Tellaroli J C, Charleux H, Semin A M, Parrot B, Fasano J J, Cain P
Ann Gastroenterol Hepatol (Paris). 1984 Jul-Sep;20(4):199-201.
We report the case of a 43 year old man with multiple endocrine neoplasia (Zollinger-Ellison syndrome-hyperparathyroidism) diagnosed during investigations for a severe ulcer with diarrhoea. The history suggested Zollinger-Ellison syndrome, especially as basal acid production and blood gastrin levels were high. Hypercalcaemia and low blood phosphate levels suggested hyperparathyroidism, which was confirmed by ultra-sound of the neck, showing two parathyroid adenomas. The aim of treatment was two-fold: suppress the hyperparathyroidism and treat the Zollinger-Ellison syndrome. The approach is surgical in most cases, but the tumour is often impossible to remove and total gastrectomy has become rare with the progress in anti-secretory therapy. When the tumour behind a case of Zollinger-Ellison syndrome cannot be found, complementary chemotherapy is indicated. Other endocrine lesions must always be sought and the family investigated to exclude Wermer syndrome.
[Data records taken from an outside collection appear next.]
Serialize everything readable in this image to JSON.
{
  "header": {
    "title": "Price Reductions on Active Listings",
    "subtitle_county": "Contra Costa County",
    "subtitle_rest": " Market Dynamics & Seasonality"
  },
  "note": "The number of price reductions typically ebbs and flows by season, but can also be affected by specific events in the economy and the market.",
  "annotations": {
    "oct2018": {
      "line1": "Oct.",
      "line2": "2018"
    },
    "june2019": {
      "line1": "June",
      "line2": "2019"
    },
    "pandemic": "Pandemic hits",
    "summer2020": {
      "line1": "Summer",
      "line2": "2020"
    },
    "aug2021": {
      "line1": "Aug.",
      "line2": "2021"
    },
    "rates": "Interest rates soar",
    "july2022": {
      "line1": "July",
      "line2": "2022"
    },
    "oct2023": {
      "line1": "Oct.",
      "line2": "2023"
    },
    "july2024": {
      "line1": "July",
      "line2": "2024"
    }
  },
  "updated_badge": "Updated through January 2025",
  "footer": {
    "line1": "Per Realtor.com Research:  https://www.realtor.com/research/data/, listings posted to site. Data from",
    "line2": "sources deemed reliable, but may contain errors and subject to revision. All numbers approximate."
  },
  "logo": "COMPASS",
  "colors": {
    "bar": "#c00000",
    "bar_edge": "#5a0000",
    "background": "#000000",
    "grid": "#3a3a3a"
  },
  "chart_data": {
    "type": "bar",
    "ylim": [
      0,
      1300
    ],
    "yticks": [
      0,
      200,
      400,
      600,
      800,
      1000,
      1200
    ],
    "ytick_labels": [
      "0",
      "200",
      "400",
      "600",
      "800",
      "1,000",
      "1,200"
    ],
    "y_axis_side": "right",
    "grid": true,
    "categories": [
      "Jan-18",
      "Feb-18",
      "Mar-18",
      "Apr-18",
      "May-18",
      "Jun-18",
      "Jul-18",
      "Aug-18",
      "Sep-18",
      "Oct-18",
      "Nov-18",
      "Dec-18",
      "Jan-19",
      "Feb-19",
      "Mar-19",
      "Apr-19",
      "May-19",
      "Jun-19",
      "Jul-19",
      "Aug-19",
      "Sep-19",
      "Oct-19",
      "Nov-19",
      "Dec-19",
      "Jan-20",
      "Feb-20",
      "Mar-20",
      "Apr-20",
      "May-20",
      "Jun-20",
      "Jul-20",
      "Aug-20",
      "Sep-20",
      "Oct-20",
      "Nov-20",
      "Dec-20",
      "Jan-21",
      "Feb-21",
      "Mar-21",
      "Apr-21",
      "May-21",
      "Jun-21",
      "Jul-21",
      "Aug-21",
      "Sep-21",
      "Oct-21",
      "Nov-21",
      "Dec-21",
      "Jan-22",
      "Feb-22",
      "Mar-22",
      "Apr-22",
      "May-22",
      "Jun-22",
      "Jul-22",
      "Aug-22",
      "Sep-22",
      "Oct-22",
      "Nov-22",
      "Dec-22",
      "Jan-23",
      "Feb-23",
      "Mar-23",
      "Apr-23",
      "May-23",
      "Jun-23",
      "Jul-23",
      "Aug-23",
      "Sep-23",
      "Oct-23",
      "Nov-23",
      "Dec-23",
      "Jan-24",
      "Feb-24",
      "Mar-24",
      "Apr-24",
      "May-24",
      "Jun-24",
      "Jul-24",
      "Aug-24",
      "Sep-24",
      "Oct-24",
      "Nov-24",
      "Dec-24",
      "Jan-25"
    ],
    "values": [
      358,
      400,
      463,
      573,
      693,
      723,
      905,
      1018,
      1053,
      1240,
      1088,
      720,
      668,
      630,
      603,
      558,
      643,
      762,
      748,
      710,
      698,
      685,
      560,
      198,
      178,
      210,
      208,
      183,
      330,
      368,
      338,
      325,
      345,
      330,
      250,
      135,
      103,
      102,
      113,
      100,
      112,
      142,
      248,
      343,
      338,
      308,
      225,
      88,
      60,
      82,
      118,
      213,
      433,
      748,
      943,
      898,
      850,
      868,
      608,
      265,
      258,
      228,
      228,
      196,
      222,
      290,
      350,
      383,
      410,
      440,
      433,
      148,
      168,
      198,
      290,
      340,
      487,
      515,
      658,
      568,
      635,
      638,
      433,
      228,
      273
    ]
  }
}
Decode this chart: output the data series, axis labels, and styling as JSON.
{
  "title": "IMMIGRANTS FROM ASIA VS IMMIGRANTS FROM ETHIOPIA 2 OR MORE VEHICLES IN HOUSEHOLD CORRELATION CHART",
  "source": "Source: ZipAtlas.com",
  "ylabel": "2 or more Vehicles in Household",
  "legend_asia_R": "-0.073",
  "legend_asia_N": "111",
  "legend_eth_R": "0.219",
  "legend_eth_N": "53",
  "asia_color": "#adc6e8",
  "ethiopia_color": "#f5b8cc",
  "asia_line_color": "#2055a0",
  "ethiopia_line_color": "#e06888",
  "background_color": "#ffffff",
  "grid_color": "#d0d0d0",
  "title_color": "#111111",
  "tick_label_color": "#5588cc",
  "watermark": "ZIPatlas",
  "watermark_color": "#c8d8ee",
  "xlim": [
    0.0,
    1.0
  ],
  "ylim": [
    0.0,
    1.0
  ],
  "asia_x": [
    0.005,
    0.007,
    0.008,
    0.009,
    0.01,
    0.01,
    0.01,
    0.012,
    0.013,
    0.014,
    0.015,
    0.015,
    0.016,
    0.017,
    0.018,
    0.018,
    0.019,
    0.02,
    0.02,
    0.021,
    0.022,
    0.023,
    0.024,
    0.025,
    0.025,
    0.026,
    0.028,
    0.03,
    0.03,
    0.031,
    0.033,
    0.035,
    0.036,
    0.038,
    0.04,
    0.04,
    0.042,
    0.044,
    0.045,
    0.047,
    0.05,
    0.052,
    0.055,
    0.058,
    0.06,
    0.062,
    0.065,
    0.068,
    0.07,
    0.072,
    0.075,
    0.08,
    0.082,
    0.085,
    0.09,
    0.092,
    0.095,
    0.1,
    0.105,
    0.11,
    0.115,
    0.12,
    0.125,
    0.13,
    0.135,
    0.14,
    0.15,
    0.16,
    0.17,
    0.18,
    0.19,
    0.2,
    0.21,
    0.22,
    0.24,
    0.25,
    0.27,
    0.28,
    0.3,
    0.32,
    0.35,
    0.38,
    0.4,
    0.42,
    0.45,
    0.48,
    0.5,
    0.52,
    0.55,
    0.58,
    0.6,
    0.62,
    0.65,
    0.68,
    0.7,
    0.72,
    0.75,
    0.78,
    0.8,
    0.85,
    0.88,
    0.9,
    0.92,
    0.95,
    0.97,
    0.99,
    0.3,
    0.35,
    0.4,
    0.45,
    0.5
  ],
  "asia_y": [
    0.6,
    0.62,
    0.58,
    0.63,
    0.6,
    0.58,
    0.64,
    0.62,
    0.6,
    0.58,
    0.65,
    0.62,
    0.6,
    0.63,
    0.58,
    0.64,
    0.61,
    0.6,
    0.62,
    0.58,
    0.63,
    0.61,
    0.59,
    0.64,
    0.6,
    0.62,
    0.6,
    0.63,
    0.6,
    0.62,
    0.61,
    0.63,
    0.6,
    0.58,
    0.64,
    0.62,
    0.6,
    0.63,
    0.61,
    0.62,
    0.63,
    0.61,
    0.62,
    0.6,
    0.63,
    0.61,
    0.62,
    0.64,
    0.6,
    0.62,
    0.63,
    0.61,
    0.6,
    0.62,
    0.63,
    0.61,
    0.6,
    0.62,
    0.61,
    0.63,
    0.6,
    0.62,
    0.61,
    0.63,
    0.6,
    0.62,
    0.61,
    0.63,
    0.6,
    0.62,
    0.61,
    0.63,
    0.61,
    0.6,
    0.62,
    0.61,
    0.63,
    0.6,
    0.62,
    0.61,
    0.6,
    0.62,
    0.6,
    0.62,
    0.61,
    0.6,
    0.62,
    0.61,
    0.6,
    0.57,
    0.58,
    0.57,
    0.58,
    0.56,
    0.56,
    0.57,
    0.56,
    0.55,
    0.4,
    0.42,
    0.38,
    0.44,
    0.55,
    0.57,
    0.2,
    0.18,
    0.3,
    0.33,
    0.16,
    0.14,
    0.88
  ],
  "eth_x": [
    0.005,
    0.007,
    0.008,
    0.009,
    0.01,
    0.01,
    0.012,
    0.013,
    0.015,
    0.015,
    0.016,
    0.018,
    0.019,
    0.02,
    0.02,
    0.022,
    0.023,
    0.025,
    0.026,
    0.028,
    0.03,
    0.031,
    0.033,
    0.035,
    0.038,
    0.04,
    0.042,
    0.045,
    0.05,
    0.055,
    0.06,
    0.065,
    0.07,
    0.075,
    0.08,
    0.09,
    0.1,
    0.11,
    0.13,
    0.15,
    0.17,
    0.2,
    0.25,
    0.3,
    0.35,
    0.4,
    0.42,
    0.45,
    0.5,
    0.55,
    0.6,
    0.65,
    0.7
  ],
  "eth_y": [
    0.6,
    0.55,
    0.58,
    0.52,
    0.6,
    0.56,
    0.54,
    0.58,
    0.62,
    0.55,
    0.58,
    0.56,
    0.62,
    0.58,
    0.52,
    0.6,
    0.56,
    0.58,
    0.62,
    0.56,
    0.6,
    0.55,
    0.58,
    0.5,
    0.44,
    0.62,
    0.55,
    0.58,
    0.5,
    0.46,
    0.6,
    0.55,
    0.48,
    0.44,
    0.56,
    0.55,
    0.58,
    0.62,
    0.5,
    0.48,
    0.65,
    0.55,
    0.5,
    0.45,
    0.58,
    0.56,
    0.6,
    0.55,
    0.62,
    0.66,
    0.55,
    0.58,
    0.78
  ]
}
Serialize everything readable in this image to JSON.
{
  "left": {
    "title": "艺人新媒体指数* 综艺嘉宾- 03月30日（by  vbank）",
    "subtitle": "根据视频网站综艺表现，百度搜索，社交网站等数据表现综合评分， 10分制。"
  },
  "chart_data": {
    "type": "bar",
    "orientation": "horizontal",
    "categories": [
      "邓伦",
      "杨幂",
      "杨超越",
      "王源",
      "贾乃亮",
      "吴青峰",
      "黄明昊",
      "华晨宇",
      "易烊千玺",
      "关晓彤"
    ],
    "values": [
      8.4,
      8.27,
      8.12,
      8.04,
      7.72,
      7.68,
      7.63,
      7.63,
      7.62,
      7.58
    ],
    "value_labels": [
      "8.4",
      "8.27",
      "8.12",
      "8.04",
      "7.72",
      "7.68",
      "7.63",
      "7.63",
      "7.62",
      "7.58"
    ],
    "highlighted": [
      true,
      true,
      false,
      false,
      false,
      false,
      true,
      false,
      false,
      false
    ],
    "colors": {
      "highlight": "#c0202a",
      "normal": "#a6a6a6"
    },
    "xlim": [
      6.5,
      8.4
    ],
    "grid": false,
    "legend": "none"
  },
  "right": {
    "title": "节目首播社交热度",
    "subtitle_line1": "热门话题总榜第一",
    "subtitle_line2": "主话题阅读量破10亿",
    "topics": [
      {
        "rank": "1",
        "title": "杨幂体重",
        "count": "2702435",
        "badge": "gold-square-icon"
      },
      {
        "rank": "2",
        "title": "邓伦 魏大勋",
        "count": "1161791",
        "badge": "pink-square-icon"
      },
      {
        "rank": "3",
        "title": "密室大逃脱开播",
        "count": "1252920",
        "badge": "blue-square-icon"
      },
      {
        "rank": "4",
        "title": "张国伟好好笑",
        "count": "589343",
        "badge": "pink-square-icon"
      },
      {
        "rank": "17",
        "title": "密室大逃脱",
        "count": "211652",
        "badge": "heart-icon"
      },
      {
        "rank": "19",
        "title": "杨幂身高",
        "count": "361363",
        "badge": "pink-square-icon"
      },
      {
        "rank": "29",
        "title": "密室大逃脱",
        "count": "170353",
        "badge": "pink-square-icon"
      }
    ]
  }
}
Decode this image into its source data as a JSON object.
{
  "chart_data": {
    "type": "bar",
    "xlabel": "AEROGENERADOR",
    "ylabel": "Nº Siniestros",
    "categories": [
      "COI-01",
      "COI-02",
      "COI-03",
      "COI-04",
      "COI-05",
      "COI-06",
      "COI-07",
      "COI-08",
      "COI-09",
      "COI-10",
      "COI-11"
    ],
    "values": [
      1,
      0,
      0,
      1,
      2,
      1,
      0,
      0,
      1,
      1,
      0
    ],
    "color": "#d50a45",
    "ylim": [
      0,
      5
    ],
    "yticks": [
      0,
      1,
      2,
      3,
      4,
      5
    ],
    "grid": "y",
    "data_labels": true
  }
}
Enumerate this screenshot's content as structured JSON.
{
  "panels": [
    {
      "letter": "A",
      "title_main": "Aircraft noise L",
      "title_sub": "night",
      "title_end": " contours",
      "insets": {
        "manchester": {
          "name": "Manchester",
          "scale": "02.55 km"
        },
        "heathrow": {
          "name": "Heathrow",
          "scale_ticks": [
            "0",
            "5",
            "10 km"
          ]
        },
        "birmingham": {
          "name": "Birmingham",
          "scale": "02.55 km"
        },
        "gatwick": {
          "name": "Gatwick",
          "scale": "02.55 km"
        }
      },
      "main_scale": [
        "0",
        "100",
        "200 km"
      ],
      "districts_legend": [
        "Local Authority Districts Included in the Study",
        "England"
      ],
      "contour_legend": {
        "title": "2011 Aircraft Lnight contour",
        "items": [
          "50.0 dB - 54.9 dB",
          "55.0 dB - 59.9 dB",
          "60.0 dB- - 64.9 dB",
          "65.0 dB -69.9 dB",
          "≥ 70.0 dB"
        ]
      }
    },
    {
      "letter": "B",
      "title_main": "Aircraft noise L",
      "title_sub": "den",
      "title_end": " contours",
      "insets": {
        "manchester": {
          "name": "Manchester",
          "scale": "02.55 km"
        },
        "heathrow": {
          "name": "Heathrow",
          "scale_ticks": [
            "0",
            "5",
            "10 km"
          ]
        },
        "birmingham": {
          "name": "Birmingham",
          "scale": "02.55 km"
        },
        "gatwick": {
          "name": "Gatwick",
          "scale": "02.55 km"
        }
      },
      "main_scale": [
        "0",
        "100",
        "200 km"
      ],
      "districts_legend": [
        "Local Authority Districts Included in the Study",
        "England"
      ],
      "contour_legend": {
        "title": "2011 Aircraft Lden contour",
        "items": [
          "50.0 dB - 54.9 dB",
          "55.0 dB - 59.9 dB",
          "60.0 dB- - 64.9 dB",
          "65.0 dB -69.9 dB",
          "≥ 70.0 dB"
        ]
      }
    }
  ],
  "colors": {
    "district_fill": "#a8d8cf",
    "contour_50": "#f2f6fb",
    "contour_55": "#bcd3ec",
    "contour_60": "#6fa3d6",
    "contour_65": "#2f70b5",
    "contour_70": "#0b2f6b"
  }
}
我们报告了一例43岁男性患者,在因严重溃疡伴腹泻进行检查时被诊断为多发性内分泌肿瘤(卓-艾综合征-甲状旁腺功能亢进症)。病史提示卓-艾综合征,尤其是基础胃酸分泌和血胃泌素水平升高。高钙血症和低血磷水平提示甲状旁腺功能亢进症,颈部超声证实了这一点,显示有两个甲状旁腺腺瘤。治疗目的有两个:抑制甲状旁腺功能亢进症并治疗卓-艾综合征。大多数情况下采用手术治疗,但肿瘤往往无法切除,随着抗分泌治疗的进展,全胃切除术已很少见。当找不到卓-艾综合征病例背后的肿瘤时,需进行辅助化疗。必须始终寻找其他内分泌病变,并对其家族进行调查以排除韦默综合征。